First off, because Iran’s Islamic Revolutionary Guard Corps-aligned hardliners hate Saudi Arabia.

Second, because the IRGC wants to test Trump.

Third, because this attack serves Iran’s own short-term economic interests.

Fourth, because the hardliners want to obstruct Rouhani from negotiating a new nuclear deal that would limit Iran’s ballistic missile and nuclear weapons agenda.

On the first count, we must keep focused to the pathological hatred with which the Iranian hardliners view Saudi Arabia. This hatred reaches back more than 1,300 years to the Battle of Karbala. There, the great schism between Shia and Sunni Islam was calcified by the Umayyad Caliphate’s execution of Shia hero Husayn ibn Ali. Iranian revolutionary theory rests on the ideal of a heroic struggle in Ali’s name. And part of this struggle entails eventually subjugating the Sunni monarchies under Iran’s Khomeinist ideology.

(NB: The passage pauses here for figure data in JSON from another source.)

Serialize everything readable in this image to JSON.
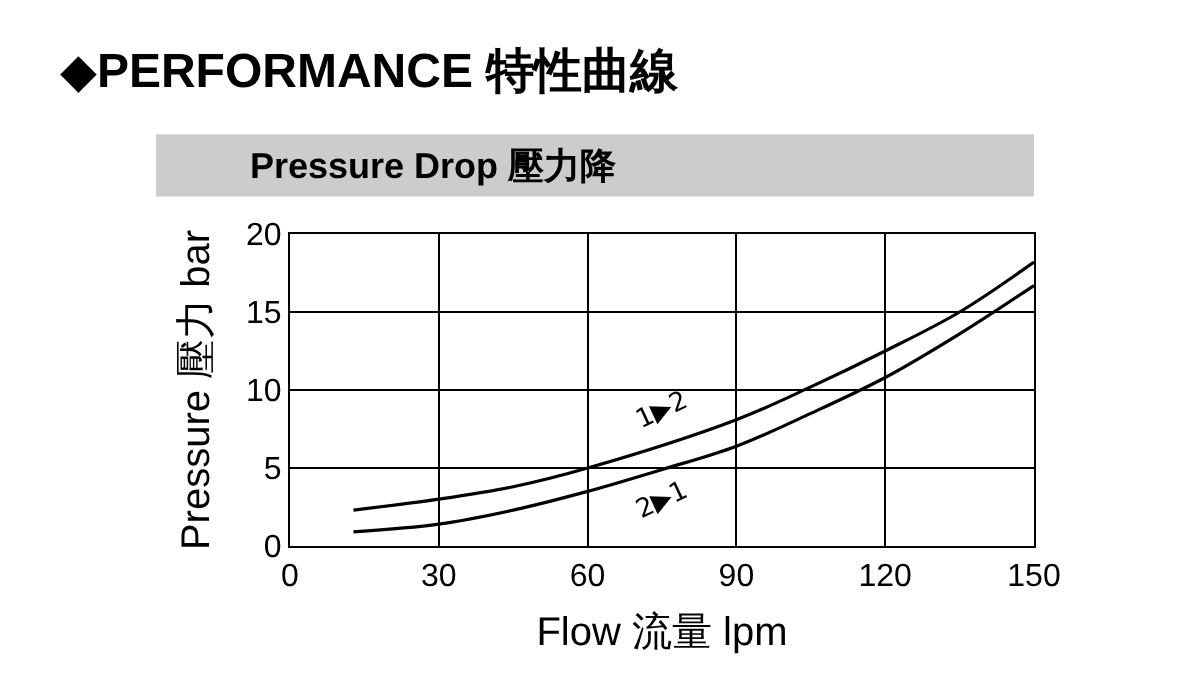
{
  "chart_data": {
    "type": "line",
    "title": "◆PERFORMANCE 特性曲線",
    "subtitle": "Pressure Drop 壓力降",
    "xlabel": "Flow 流量 lpm",
    "ylabel": "Pressure 壓力 bar",
    "series": [
      {
        "name": "1▶2",
        "color": "#000000",
        "x": [
          12.8,
          30,
          45,
          60,
          90,
          105,
          120,
          135,
          150
        ],
        "values": [
          2.3,
          3.0,
          3.8,
          5.0,
          8.1,
          10.2,
          12.5,
          15.0,
          18.2
        ]
      },
      {
        "name": "2▶1",
        "color": "#000000",
        "x": [
          12.8,
          30,
          45,
          60,
          75,
          90,
          105,
          120,
          135,
          150
        ],
        "values": [
          0.9,
          1.4,
          2.3,
          3.5,
          4.9,
          6.4,
          8.5,
          10.8,
          13.6,
          16.7
        ]
      }
    ],
    "xlim": [
      0,
      150
    ],
    "xticks": [
      0,
      30,
      60,
      90,
      120,
      150
    ],
    "ylim": [
      0,
      20
    ],
    "yticks": [
      0,
      5,
      10,
      15,
      20
    ],
    "grid": true,
    "marker": "none",
    "line_style": "solid"
  }
}
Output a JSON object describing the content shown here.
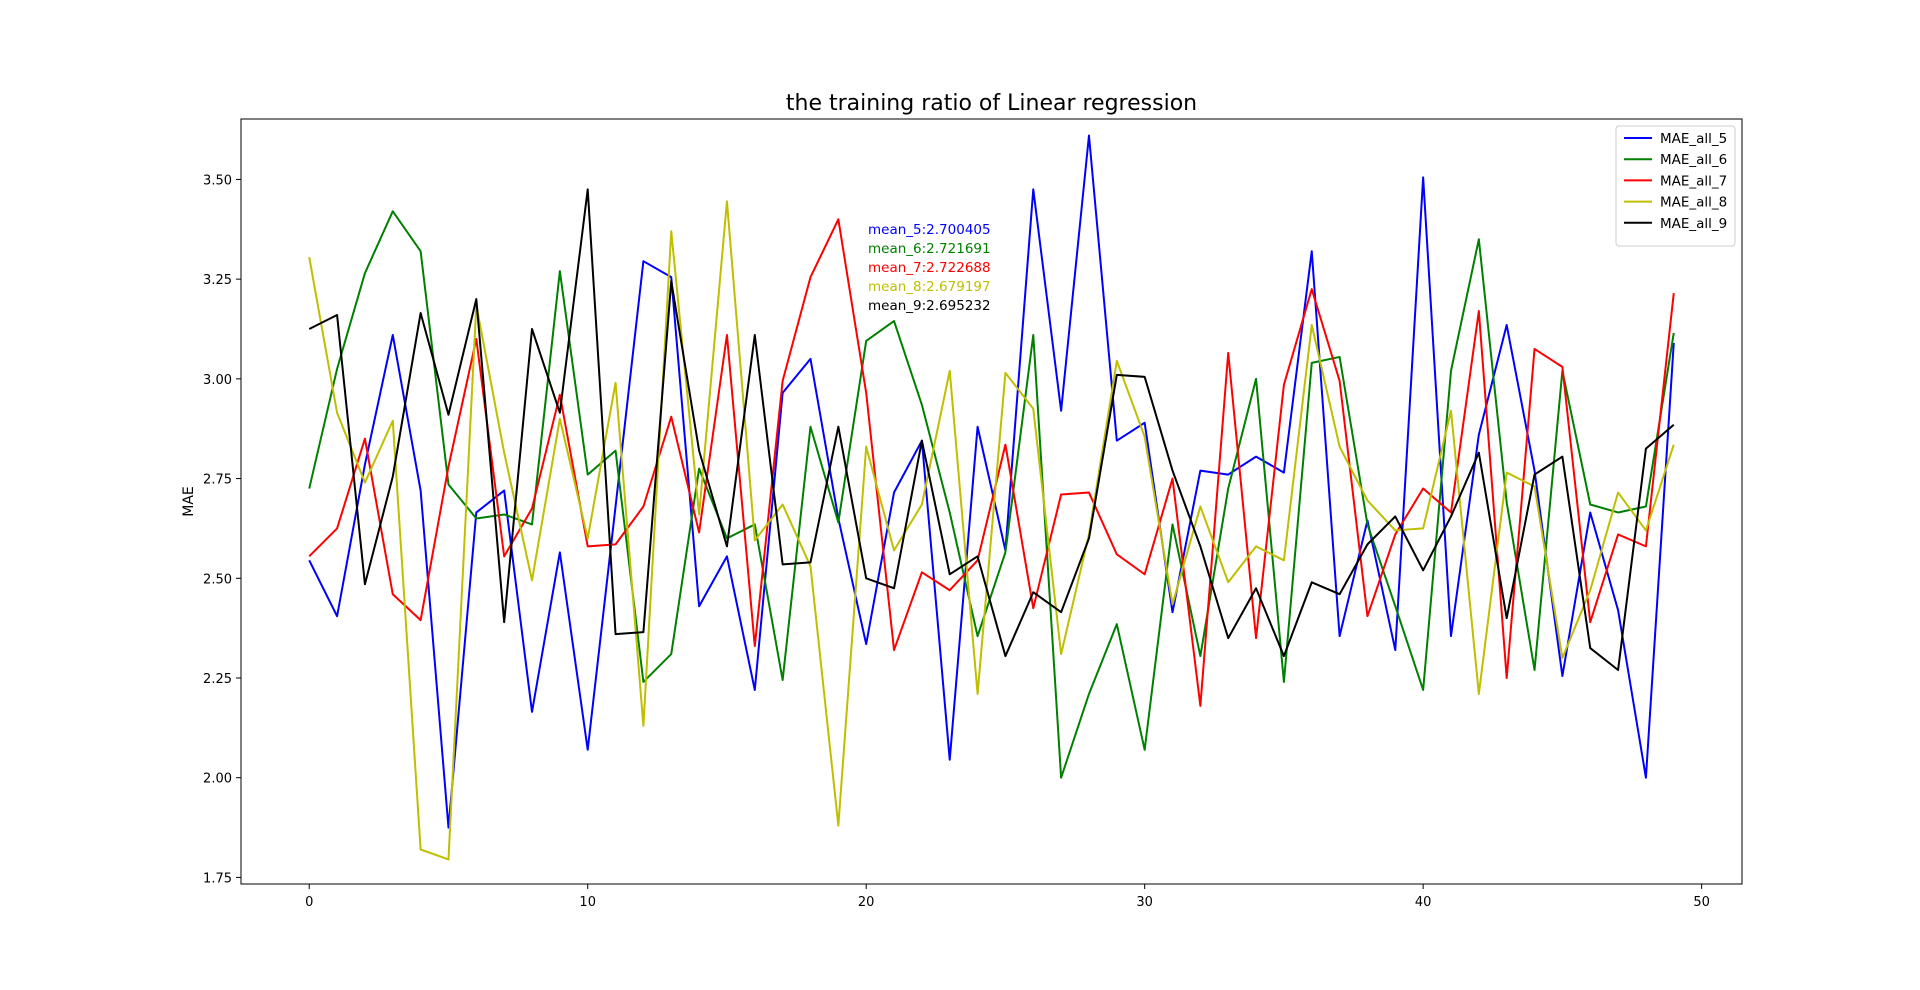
{
  "chart_data": {
    "type": "line",
    "title": "the training ratio of Linear regression",
    "xlabel": "",
    "ylabel": "MAE",
    "xlim": [
      -2.45,
      51.45
    ],
    "ylim": [
      1.7335,
      3.6515
    ],
    "xticks": [
      0,
      10,
      20,
      30,
      40,
      50
    ],
    "xtick_labels": [
      "0",
      "10",
      "20",
      "30",
      "40",
      "50"
    ],
    "yticks": [
      1.75,
      2.0,
      2.25,
      2.5,
      2.75,
      3.0,
      3.25,
      3.5
    ],
    "ytick_labels": [
      "1.75",
      "2.00",
      "2.25",
      "2.50",
      "2.75",
      "3.00",
      "3.25",
      "3.50"
    ],
    "grid": false,
    "legend_position": "top-right",
    "x": [
      0,
      1,
      2,
      3,
      4,
      5,
      6,
      7,
      8,
      9,
      10,
      11,
      12,
      13,
      14,
      15,
      16,
      17,
      18,
      19,
      20,
      21,
      22,
      23,
      24,
      25,
      26,
      27,
      28,
      29,
      30,
      31,
      32,
      33,
      34,
      35,
      36,
      37,
      38,
      39,
      40,
      41,
      42,
      43,
      44,
      45,
      46,
      47,
      48,
      49
    ],
    "series": [
      {
        "name": "MAE_all_5",
        "color": "#0000ff",
        "values": [
          2.545,
          2.405,
          2.785,
          3.11,
          2.72,
          1.875,
          2.665,
          2.72,
          2.165,
          2.565,
          2.07,
          2.68,
          3.295,
          3.255,
          2.43,
          2.555,
          2.22,
          2.965,
          3.05,
          2.65,
          2.335,
          2.715,
          2.845,
          2.045,
          2.88,
          2.57,
          3.475,
          2.92,
          3.61,
          2.845,
          2.89,
          2.415,
          2.77,
          2.76,
          2.805,
          2.765,
          3.32,
          2.355,
          2.645,
          2.32,
          3.505,
          2.355,
          2.86,
          3.135,
          2.77,
          2.255,
          2.665,
          2.42,
          2.0,
          3.09
        ]
      },
      {
        "name": "MAE_all_6",
        "color": "#008000",
        "values": [
          2.725,
          3.025,
          3.265,
          3.42,
          3.32,
          2.735,
          2.65,
          2.66,
          2.635,
          3.27,
          2.76,
          2.82,
          2.24,
          2.31,
          2.775,
          2.6,
          2.635,
          2.245,
          2.88,
          2.64,
          3.095,
          3.145,
          2.935,
          2.665,
          2.355,
          2.565,
          3.11,
          2.0,
          2.21,
          2.385,
          2.07,
          2.635,
          2.305,
          2.725,
          3.0,
          2.24,
          3.04,
          3.055,
          2.635,
          2.43,
          2.22,
          3.02,
          3.35,
          2.69,
          2.27,
          3.02,
          2.685,
          2.665,
          2.68,
          3.115
        ]
      },
      {
        "name": "MAE_all_7",
        "color": "#ff0000",
        "values": [
          2.555,
          2.625,
          2.85,
          2.46,
          2.395,
          2.78,
          3.1,
          2.555,
          2.675,
          2.96,
          2.58,
          2.585,
          2.68,
          2.905,
          2.615,
          3.11,
          2.33,
          2.995,
          3.255,
          3.4,
          2.965,
          2.32,
          2.515,
          2.47,
          2.545,
          2.835,
          2.425,
          2.71,
          2.715,
          2.56,
          2.51,
          2.75,
          2.18,
          3.065,
          2.35,
          2.985,
          3.225,
          2.995,
          2.405,
          2.61,
          2.725,
          2.665,
          3.17,
          2.25,
          3.075,
          3.03,
          2.39,
          2.61,
          2.58,
          3.215
        ]
      },
      {
        "name": "MAE_all_8",
        "color": "#bfbf00",
        "values": [
          3.305,
          2.915,
          2.74,
          2.895,
          1.82,
          1.795,
          3.185,
          2.815,
          2.495,
          2.9,
          2.6,
          2.99,
          2.13,
          3.37,
          2.66,
          3.445,
          2.595,
          2.685,
          2.53,
          1.88,
          2.83,
          2.57,
          2.685,
          3.02,
          2.21,
          3.015,
          2.925,
          2.31,
          2.61,
          3.045,
          2.855,
          2.435,
          2.68,
          2.49,
          2.58,
          2.545,
          3.135,
          2.83,
          2.695,
          2.62,
          2.625,
          2.92,
          2.21,
          2.765,
          2.73,
          2.3,
          2.47,
          2.715,
          2.62,
          2.835
        ]
      },
      {
        "name": "MAE_all_9",
        "color": "#000000",
        "values": [
          3.125,
          3.16,
          2.485,
          2.755,
          3.165,
          2.91,
          3.2,
          2.39,
          3.125,
          2.915,
          3.475,
          2.36,
          2.365,
          3.245,
          2.82,
          2.58,
          3.11,
          2.535,
          2.54,
          2.88,
          2.5,
          2.475,
          2.845,
          2.51,
          2.555,
          2.305,
          2.465,
          2.415,
          2.6,
          3.01,
          3.005,
          2.77,
          2.58,
          2.35,
          2.475,
          2.305,
          2.49,
          2.46,
          2.585,
          2.655,
          2.52,
          2.655,
          2.815,
          2.4,
          2.76,
          2.805,
          2.325,
          2.27,
          2.825,
          2.885
        ]
      }
    ],
    "annotations": [
      {
        "text": "mean_5:2.700405",
        "color": "#0000ff"
      },
      {
        "text": "mean_6:2.721691",
        "color": "#008000"
      },
      {
        "text": "mean_7:2.722688",
        "color": "#ff0000"
      },
      {
        "text": "mean_8:2.679197",
        "color": "#bfbf00"
      },
      {
        "text": "mean_9:2.695232",
        "color": "#000000"
      }
    ]
  }
}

Iran views the Sunni monarchy, the most powerful heir to the Umayyad Caliphate, with special hatred. The IRGC has a standing reason to strike against it.

Then there’s the IRGC’s belief that Trump can be forced into concessions by a covert pressure campaign. Trump rightly did not respond with military action to Iran’s June downing of a U.S. drone. But while the United States has taken appropriate action against Iranian threats to U.S. warships, the IRGC hopes that Trump is fearful of a conflict. It therefore also hopes that Trump will view this weekend’s attack as a reason to make concessions and cool tensions. The IRGC embraces a careful calculation here: launching a destructive attack against U.S. interests, but not actually endangering U.S. lives.

Third, this attack serves Iran’s own short-term economic interests. The attack has sent the price of Brent crude up 12%. And while Iran is barred from selling most of its oil, it is able to sell some. At the margin, the price spike serves Iran’s ability to earn more revenue on its sales.

Finally, it is likely that the hardliners see this attack as a way to obstruct Rouhani from conceding anything to Trump. The key here is the two leaders’ prospective UN meeting. While Rouhani regards that meeting as a chance to rid Iran of U.S. sanctions, the hardliners fear that Rouhani might come out of the meeting with the framework for a new nuclear deal. The hardliners know that suffering Iranians will view a new deal positively, even if it includes prohibitive new safeguards against Iran’s ballistic missile and nuclear weapons programs. If Rouhani is able to build public favor for such a deal, Ayatollah Khamenei may break from the hardliners in support of it. In that sense, this attack serves as preemptive action. It encapsulates Clausewitz’s lesson that war is a continuation of politics by other means.

Of course, the hardliners know that if they push too far they risk not simply the prospect of sanctions relief, but also destructive U.S. military retaliation. What we’re seeing here is thus a careful effort to pressure Trump and Rouhani, but to keep open the avenue to sanctions relief on hardliner terms.

The nature of this attack on the U.S.-led international order is a stark reminder that the hardliners are aggressive American adversaries, not afraid to escalate.